La realización de clases particulares me ayudó a cubrir los
gastos en los que incurrí contratando a mi asistente y, ahora que ya no tengo
asistente y remití la tesis, me están sosteniendo por completo. Me han
preguntado, por cierto, por qué no me acojo a la seguridad y las garantías del
trabajo institucional (en un colegio o liceo). Cierto, ofrecen un sueldo fijo,
vacaciones pagadas, horario previsible. ¡Pero! También me piden que haga más de
lo que alcanzo a hacer en el horario laboral, me piden que discipline a alumnos
que no respetan ni a sus madres y que les enseñe contenidos que son útiles para
contestar el SIMCE y la PSU, pero que carecen de valor académico real, me piden
que no haga uso de mi autoridad en la sala, me piden que me responsabilice a mí
mismo (no a los alumnos ni a sus padres) por el mal rendimiento —esto siempre
termina en que los profesores les inventan buenas notas a alumnos que no saben
nada y califican como sobresalientes a alumnos que no pasan de ser mediocres—,
me piden que asista a reuniones soporíferas y sin sentido. En fin, me piden que
no haga uso de mi sentido común y yo, si bien tengo el espíritu para esto (lo he
verificado anteriormente), prefiero no hacerlo porque entiendo que me hace mal.

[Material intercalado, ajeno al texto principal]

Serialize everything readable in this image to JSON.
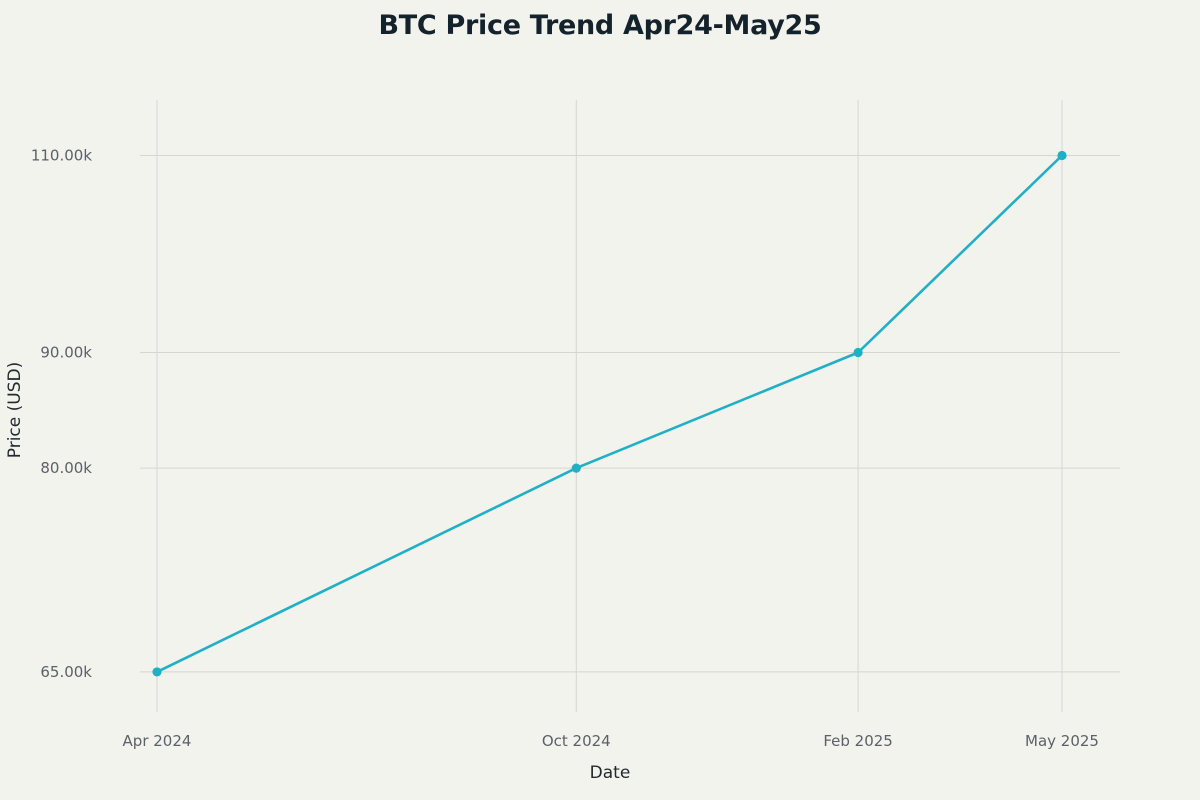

Cada vez que me preguntan explico un poco más o menos lo mismo.
Las clases particulares, en cambio, son una fiesta de
satisfacción anímica y académica. Les ofrezco la más alta exigencia a mis
alumnos y ellos están felices de que así sea. Acordamos tarifa y horarios de
forma independiente, sin la intervención de nadie que pretenda «mejorar» las
condiciones de nuestro contrato privado. Con solo tres alumnos, este mes voy a
ganar más de lo que ganaba el 2009 con mis 31 horas de clases. Ciertamente el
próximo mes perderé a uno que se va al extranjero, pero prefiero todavía tratar
de conseguir otros que rendirme y someterme a las torturas que describí en el
párrafo anterior. Porque tanto en la educación institucional cuanto en la
personalizada hay tortura; pero en esta es voluntaria y, en aquella,
obligatoria. Se trata de una gran diferencia. La tortura voluntaria conduce a
una satisfacción mutua, mientras que la obligatoria condena a un disgusto de
ambas partes. Y ya no digo «mutuo» aquí porque este disgusto no es compartido,
sino que se experimenta por separado. Las clases particulares, pues, cuentan
con una gran ventaja en frente de las institucionales.
Me resistiré, por lo tanto, cuanto tiempo me sea posible.
Claudicaré, sin embargo, en el caso de que ya no pueda sostenerme: el peso de
la realidad resulta irresistible para cualquier mortal.